Editor & Publisher, Marcellus Drilling News (MDN)
New York electricity prices are now 26% higher than Pennsylvania’s and 44% higher than the U.S. average according to the Energy Information Administration.
New York residents, on average, pay 44% more for electricity than other states, 26% more than neighboring Pennsylvania and 40% more than Ohio. In January of this year, New Yorkers (and New York utility companies) were briefly forced to pay a record high of $140.25 per thousand cubic feet (Mcf) for natural gas, as opposed to what everyone else was paying (an average of $3.08/Mcf)—which is 46 times as much!
Both stats are rooted in the same issue: New York pays way more for energy than it has to, because Andrew Cuomo is blocking natural gas pipelines into the state from Pennsylvania. So says a new report titled “Pipelines and their Benefits to New York” (full copy below).

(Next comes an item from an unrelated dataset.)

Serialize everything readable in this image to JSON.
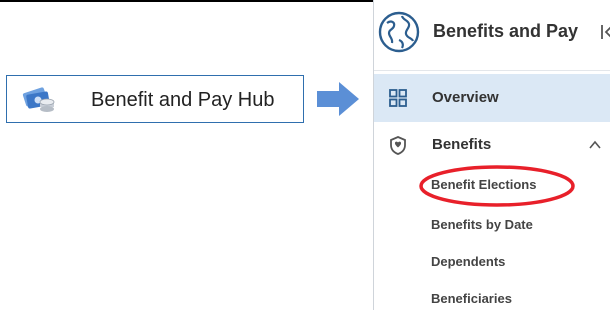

The report, published by the Consumer Energy Alliance, examines the benefits of pipelines to New York, highlighting the need for affordable energy supplies to keep the daily lives of families and businesses across New York moving. Without those pipelines, we’re toast. You can’t build windmills and solar farms fast enough to meet the demand for electricity and, by extension, natural gas. Cuomo’s dysfunctional energy policies are blocking all New Yorkers, upstate and downstate, from living even moderately prosperous lives.
Consumer Energy Alliance (CEA) today released a report titled “Pipelines and their Benefits to New York” at a breakfast discussion on the Future of Natural Gas and Economic Development in New York, hosted by New Yorkers for Affordable Energy. Faced with a new everyday reality of energy insecurity for many in the U.S., CEA’s report examines the benefits of pipelines to New York – specifically highlighting the need for affordable energy supplies to keep the daily lives of families and businesses across New York moving.
CEA’s report examines the benefits of pipelines, and the availability of fuels like natural gas, outside of the traditional scope of jobs and economic growth. That’s because CEA believes the benefits of pipelines should also be examined for their cost reductions and the critical service the energy they transport provides to New York’s families, small businesses and households – especially people living on the margins of society or even paycheck-to-paycheck.
Highlights from the report include:
- Consumers and households in New York already pay 44 percent more for electricity than the national average – even though neighboring Pennsylvania has ample supplies of energy and pipeline infrastructure available to benefit New Yorkers.
- In January 2018, spot market prices in the New York City region jumped to a record high of $140.25 for natural gas, as compared to the average natural gas spot market price for New York in 2017 was $3.08. New Yorkers were subjected to prices that were $137 higher due to self-inflicted capacity constraints created by their own elected officials.
- In New York, natural gas alone provides nearly 46 percent of the state’s electricity needs. As the state continues to rely more and more on natural gas and building or expanding gas-fired power plants, that number is expected to rise to 56 percent of New York’s electric needs.
- 74 percent of energy generation for downstate residents is provided by fossil fuels – and natural gas is used by more than half of all New Yorkers to heat their homes.
- Natural gas is the foundational building block for the state’s manufacturing sector. New York had over 194,400 jobs that were tied to energy-intensive companies and made up nearly 55 percent of the state’s manufacturing sector.
- There is a significant economic impact to New York from the numerous denied, delayed and proposed pipeline projects in the state.
“This report highlights the often-overlooked benefits New York’s communities are receiving because of the U.S. energy revolution, enhanced infrastructure, and pipelines,” Mike Butler, CEA’s Mid-Atlantic Director, said. “However, New York families, businesses, and households will not be able to realize the full potential of these benefits until natural gas plays a larger role in the state to offset intermittency issues and the physical realities of the state’s electric grid.”
“We believe in a balanced, constructive, all-of-the-above energy policy that utilizes all of our resources – conventional and renewable. CEA continues to urge policymakers in New York to embrace the benefits and growth potential that energy delivery brings to communities across the state. Everyone from working mothers trying to pay their bills, to small retailers who spend a large percentage of their revenue on electricity and meet their bottom lines – we all have a stake in making sure we meet our energy needs and it should be a top priority for our policymakers to ensure we do.”
Editor’s Note: We thank the Consumer Energy Alliance for using two of our NaturalGasNOW charts in their report. The Consumer Energy Alliance is a great organization. It’s also great to see the message getting out; New York electricity prices are too damned high, as Vic Furman says.